Is It Finally Infrastructure Week?

Update August 2: Weekend negotiations eliminated user fees that were troublesome to Democrats, according to AP, leaving the bill in precarious straights with deficit hawks. This will be an exciting week for infrastructure priorities — and probably will not be the end of the story.

Original Post Published July 29:

Yesterday, negotiators hammered out a deal on a bipartisan bill, which includes $550 billion in new spending. Last evening, the Senate voted to move the bill forward by a vote of 67 to 32, with 17 Republicans joining all the Democrats to begin debate on the measure.
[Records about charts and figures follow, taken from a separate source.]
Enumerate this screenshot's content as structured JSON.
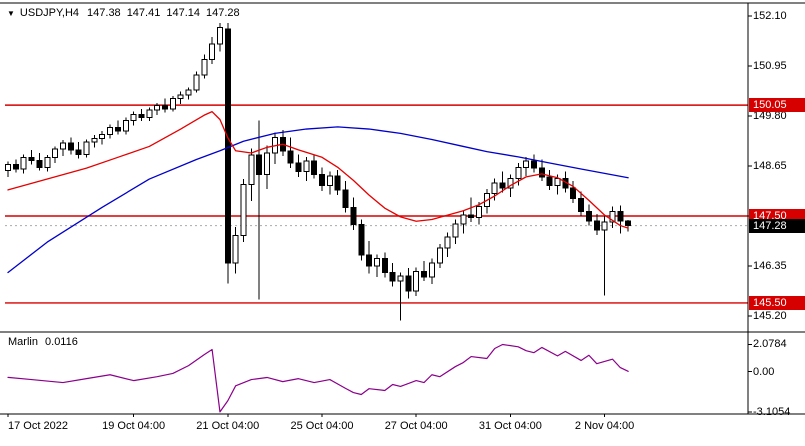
{
  "header": {
    "symbol_period": "USDJPY,H4",
    "open": "147.38",
    "high": "147.41",
    "low": "147.14",
    "close": "147.28"
  },
  "colors": {
    "bull": "#ffffff",
    "bear": "#000000",
    "outline": "#000000",
    "ma_slow": "#0000cc",
    "ma_fast": "#e60000",
    "level": "#d60000",
    "current_badge": "#000000",
    "indicator_line": "#8b008b",
    "frame": "#000000",
    "bid_line": "#aaaaaa"
  },
  "chart_data": {
    "type": "candlestick",
    "symbol": "USDJPY",
    "timeframe": "H4",
    "title": "USDJPY,H4 147.38 147.41 147.14 147.28",
    "y_axis": {
      "ticks": [
        "152.10",
        "150.95",
        "149.80",
        "148.65",
        "147.50",
        "146.35",
        "145.20"
      ]
    },
    "levels": [
      {
        "price": 150.05,
        "label": "150.05"
      },
      {
        "price": 147.5,
        "label": "147.50"
      },
      {
        "price": 145.5,
        "label": "145.50"
      }
    ],
    "current_price": {
      "price": 147.28,
      "label": "147.28"
    },
    "x_ticks": [
      {
        "i": 0,
        "label": "17 Oct 2022",
        "align": "start"
      },
      {
        "i": 16,
        "label": "19 Oct 04:00"
      },
      {
        "i": 28,
        "label": "21 Oct 04:00"
      },
      {
        "i": 40,
        "label": "25 Oct 04:00"
      },
      {
        "i": 52,
        "label": "27 Oct 04:00"
      },
      {
        "i": 64,
        "label": "31 Oct 04:00"
      },
      {
        "i": 76,
        "label": "2 Nov 04:00"
      }
    ],
    "candles": [
      [
        148.55,
        148.75,
        148.4,
        148.68
      ],
      [
        148.68,
        148.8,
        148.5,
        148.58
      ],
      [
        148.58,
        148.92,
        148.48,
        148.85
      ],
      [
        148.85,
        149.02,
        148.68,
        148.78
      ],
      [
        148.78,
        148.95,
        148.55,
        148.62
      ],
      [
        148.62,
        148.9,
        148.52,
        148.84
      ],
      [
        148.84,
        149.1,
        148.72,
        149.04
      ],
      [
        149.04,
        149.25,
        148.88,
        149.18
      ],
      [
        149.18,
        149.3,
        148.92,
        149.02
      ],
      [
        149.02,
        149.2,
        148.82,
        148.92
      ],
      [
        148.92,
        149.26,
        148.85,
        149.2
      ],
      [
        149.2,
        149.36,
        149.08,
        149.28
      ],
      [
        149.28,
        149.46,
        149.14,
        149.38
      ],
      [
        149.38,
        149.6,
        149.28,
        149.54
      ],
      [
        149.54,
        149.7,
        149.38,
        149.46
      ],
      [
        149.46,
        149.76,
        149.38,
        149.7
      ],
      [
        149.7,
        149.9,
        149.58,
        149.84
      ],
      [
        149.84,
        149.96,
        149.68,
        149.76
      ],
      [
        149.76,
        150.0,
        149.68,
        149.94
      ],
      [
        149.94,
        150.1,
        149.82,
        150.04
      ],
      [
        150.04,
        150.2,
        149.88,
        149.96
      ],
      [
        149.96,
        150.26,
        149.9,
        150.2
      ],
      [
        150.2,
        150.36,
        150.08,
        150.28
      ],
      [
        150.28,
        150.46,
        150.18,
        150.4
      ],
      [
        150.4,
        150.82,
        150.34,
        150.74
      ],
      [
        150.74,
        151.22,
        150.66,
        151.1
      ],
      [
        151.1,
        151.62,
        151.0,
        151.46
      ],
      [
        151.46,
        151.94,
        151.28,
        151.84
      ],
      [
        151.8,
        151.94,
        145.95,
        146.42
      ],
      [
        146.42,
        147.25,
        146.18,
        147.05
      ],
      [
        147.05,
        148.35,
        146.9,
        148.22
      ],
      [
        148.22,
        149.05,
        147.85,
        148.9
      ],
      [
        148.9,
        149.7,
        145.58,
        148.45
      ],
      [
        148.45,
        149.12,
        148.12,
        148.95
      ],
      [
        148.95,
        149.42,
        148.7,
        149.3
      ],
      [
        149.3,
        149.48,
        148.88,
        149.0
      ],
      [
        149.0,
        149.3,
        148.6,
        148.72
      ],
      [
        148.72,
        148.92,
        148.4,
        148.52
      ],
      [
        148.52,
        148.86,
        148.3,
        148.76
      ],
      [
        148.76,
        148.92,
        148.36,
        148.46
      ],
      [
        148.46,
        148.62,
        148.08,
        148.2
      ],
      [
        148.2,
        148.52,
        148.0,
        148.42
      ],
      [
        148.42,
        148.56,
        147.98,
        148.1
      ],
      [
        148.1,
        148.3,
        147.58,
        147.7
      ],
      [
        147.7,
        147.92,
        147.18,
        147.3
      ],
      [
        147.3,
        147.42,
        146.48,
        146.6
      ],
      [
        146.6,
        146.92,
        146.18,
        146.35
      ],
      [
        146.35,
        146.62,
        146.1,
        146.52
      ],
      [
        146.52,
        146.66,
        146.08,
        146.2
      ],
      [
        146.2,
        146.42,
        145.88,
        146.0
      ],
      [
        146.0,
        146.2,
        145.1,
        146.12
      ],
      [
        146.12,
        146.3,
        145.6,
        145.78
      ],
      [
        145.78,
        146.32,
        145.66,
        146.22
      ],
      [
        146.22,
        146.46,
        146.0,
        146.1
      ],
      [
        146.1,
        146.52,
        145.94,
        146.42
      ],
      [
        146.42,
        146.86,
        146.3,
        146.76
      ],
      [
        146.76,
        147.12,
        146.56,
        147.02
      ],
      [
        147.02,
        147.42,
        146.86,
        147.32
      ],
      [
        147.32,
        147.62,
        147.1,
        147.52
      ],
      [
        147.52,
        147.92,
        147.36,
        147.46
      ],
      [
        147.46,
        147.82,
        147.3,
        147.72
      ],
      [
        147.72,
        148.12,
        147.56,
        148.02
      ],
      [
        148.02,
        148.36,
        147.86,
        148.26
      ],
      [
        148.26,
        148.52,
        148.04,
        148.14
      ],
      [
        148.14,
        148.46,
        147.94,
        148.36
      ],
      [
        148.36,
        148.72,
        148.2,
        148.62
      ],
      [
        148.62,
        148.86,
        148.42,
        148.76
      ],
      [
        148.76,
        148.92,
        148.5,
        148.6
      ],
      [
        148.6,
        148.8,
        148.3,
        148.4
      ],
      [
        148.4,
        148.56,
        148.1,
        148.2
      ],
      [
        148.2,
        148.46,
        148.0,
        148.36
      ],
      [
        148.36,
        148.52,
        148.04,
        148.14
      ],
      [
        148.14,
        148.3,
        147.8,
        147.9
      ],
      [
        147.9,
        148.06,
        147.5,
        147.6
      ],
      [
        147.6,
        147.76,
        147.28,
        147.38
      ],
      [
        147.38,
        147.55,
        147.06,
        147.18
      ],
      [
        147.18,
        147.5,
        145.67,
        147.36
      ],
      [
        147.36,
        147.72,
        147.22,
        147.6
      ],
      [
        147.6,
        147.74,
        147.1,
        147.38
      ],
      [
        147.38,
        147.41,
        147.14,
        147.28
      ]
    ],
    "ma_slow": [
      [
        0,
        146.2
      ],
      [
        5,
        146.9
      ],
      [
        12,
        147.7
      ],
      [
        18,
        148.35
      ],
      [
        24,
        148.8
      ],
      [
        27,
        149.0
      ],
      [
        30,
        149.22
      ],
      [
        34,
        149.4
      ],
      [
        38,
        149.5
      ],
      [
        42,
        149.55
      ],
      [
        46,
        149.5
      ],
      [
        50,
        149.4
      ],
      [
        54,
        149.26
      ],
      [
        58,
        149.1
      ],
      [
        61,
        148.98
      ],
      [
        65,
        148.86
      ],
      [
        69,
        148.72
      ],
      [
        73,
        148.58
      ],
      [
        76,
        148.48
      ],
      [
        79,
        148.38
      ]
    ],
    "ma_fast": [
      [
        0,
        148.1
      ],
      [
        5,
        148.35
      ],
      [
        10,
        148.6
      ],
      [
        14,
        148.85
      ],
      [
        18,
        149.1
      ],
      [
        22,
        149.5
      ],
      [
        25,
        149.82
      ],
      [
        26,
        149.9
      ],
      [
        27,
        149.72
      ],
      [
        28,
        149.3
      ],
      [
        29,
        149.0
      ],
      [
        31,
        148.95
      ],
      [
        33,
        149.08
      ],
      [
        35,
        149.15
      ],
      [
        37,
        149.02
      ],
      [
        40,
        148.85
      ],
      [
        42,
        148.62
      ],
      [
        44,
        148.32
      ],
      [
        46,
        147.98
      ],
      [
        48,
        147.68
      ],
      [
        50,
        147.48
      ],
      [
        52,
        147.38
      ],
      [
        54,
        147.42
      ],
      [
        56,
        147.52
      ],
      [
        58,
        147.62
      ],
      [
        60,
        147.76
      ],
      [
        62,
        147.96
      ],
      [
        64,
        148.2
      ],
      [
        66,
        148.4
      ],
      [
        68,
        148.47
      ],
      [
        70,
        148.38
      ],
      [
        72,
        148.18
      ],
      [
        74,
        147.86
      ],
      [
        76,
        147.52
      ],
      [
        78,
        147.28
      ],
      [
        79,
        147.22
      ]
    ],
    "indicator": {
      "name": "Marlin",
      "value": "0.0116",
      "ticks": [
        {
          "value": 2.0784,
          "label": "2.0784"
        },
        {
          "value": 0,
          "label": "0.00"
        },
        {
          "value": -3.1054,
          "label": "-3.1054"
        }
      ],
      "points": [
        [
          0,
          -0.45
        ],
        [
          3,
          -0.62
        ],
        [
          7,
          -0.85
        ],
        [
          10,
          -0.55
        ],
        [
          13,
          -0.25
        ],
        [
          16,
          -0.7
        ],
        [
          19,
          -0.4
        ],
        [
          21,
          -0.15
        ],
        [
          23,
          0.45
        ],
        [
          25,
          1.3
        ],
        [
          26,
          1.69
        ],
        [
          27,
          -3.1054
        ],
        [
          28,
          -2.25
        ],
        [
          29,
          -1.1
        ],
        [
          31,
          -0.62
        ],
        [
          33,
          -0.46
        ],
        [
          35,
          -0.78
        ],
        [
          37,
          -0.55
        ],
        [
          39,
          -0.85
        ],
        [
          41,
          -0.62
        ],
        [
          43,
          -1.3
        ],
        [
          44,
          -1.62
        ],
        [
          45,
          -1.77
        ],
        [
          46,
          -1.32
        ],
        [
          48,
          -1.46
        ],
        [
          49,
          -1.0
        ],
        [
          50,
          -1.15
        ],
        [
          52,
          -0.7
        ],
        [
          53,
          -0.85
        ],
        [
          54,
          -0.25
        ],
        [
          55,
          -0.4
        ],
        [
          57,
          0.38
        ],
        [
          58,
          0.69
        ],
        [
          59,
          1.15
        ],
        [
          61,
          1.0
        ],
        [
          62,
          1.77
        ],
        [
          63,
          2.0784
        ],
        [
          65,
          1.9
        ],
        [
          66,
          1.6
        ],
        [
          67,
          1.45
        ],
        [
          68,
          1.85
        ],
        [
          70,
          1.2
        ],
        [
          71,
          1.55
        ],
        [
          73,
          0.85
        ],
        [
          74,
          1.25
        ],
        [
          75,
          0.6
        ],
        [
          77,
          0.95
        ],
        [
          78,
          0.3
        ],
        [
          79,
          0.0116
        ]
      ]
    }
  }
}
The bill is not fully hammered out yet, and the Congressional Budget Office, which examines bills to see how much they will cost, has not yet produced a final number, but it appears that the bill will cost about $1.2 trillion over 8 years. It puts together unspent monies from other programs and from new “user fees” to pay for it. To appease Republicans the original plan to increase funding for the IRS to enable it to crack down on tax cheats was stripped from the deal. These tax cheats cost the United States about $1 trillion a year. Instead, the plan of the bipartisan negotiators is again to use regressive user fees rather than making the wealthy pay their fair share. 

The White House said the bill would create about 2 million “good-paying” jobs a year for the next decade. It provides $110 billion for roads and bridges, $39 billion for public transit, $66 billion for passenger rail, $73 billion to upgrade the electrical grid; $7.5 billion for electrical vehicle chargers on highway corridors, $17 billion for rebuilding our ports, $50 billion for addressing climate change and cybersecurity, and $55 billion for clean drinking water. 

The bill also calls for $65 billion to expand broadband internet, tying all Americans into the same grid and lowering prices. In the White House statement, Biden explicitly tied the expansion of broadband to the nation’s 1936 expansion of access to electricity through the Rural Electrification Act. Through that act, the government tried to level the playing field between urban Americans who had electricity through private companies and rural Americans who did not because the profit margins weren’t high enough to make it worthwhile for private companies to bring electricity to them. Electrification not only enabled rural Americans to enjoy the new products created in the early twentieth century, but also created a new industry of consumer products that helped the post–World War II economic boom.

This bipartisan bill remains precarious. It is always possible that the Republicans cannot muster the 10 votes they need to pass the bill, and continuing to tinker with it is simply a way to run out the clock on the congressional session so that the Democrats cannot get the infrastructure deal they want so badly. 

From the other direction, progressive Democrats have made it clear they will not accept this bill, which focuses on “hard” infrastructure like roads and bridges, unless it goes along with a larger “soft” infrastructure bill that focuses on human infrastructure. There are not enough Republican votes to pass that second measure over a Senate filibuster, so it will have to pass the Senate through budget reconciliation, which requires only a simple majority. But that means it will need all 50 Democratic votes, and Senator Kyrsten Sinema said she does not support the bill in its current form. She apparently wants adjustments, but what they are and whether progressives will accept them remains unclear.

Still, the idea of this new, sweeping infrastructure package becoming reality is huge. Former President Donald Trump, who wanted badly to pass an even larger infrastructure bill during his own term of office but who couldn’t do so, has responded to the idea that Biden might manage to pull this off with a demand that Republicans scuttle the entire thing. That several prominent Republicans are ignoring Trump illustrates the potential of this deal to weaken the Trump supporters in the party as the weight begins to shift toward measures that are popular with voters and away from the party’s more common obstructionism.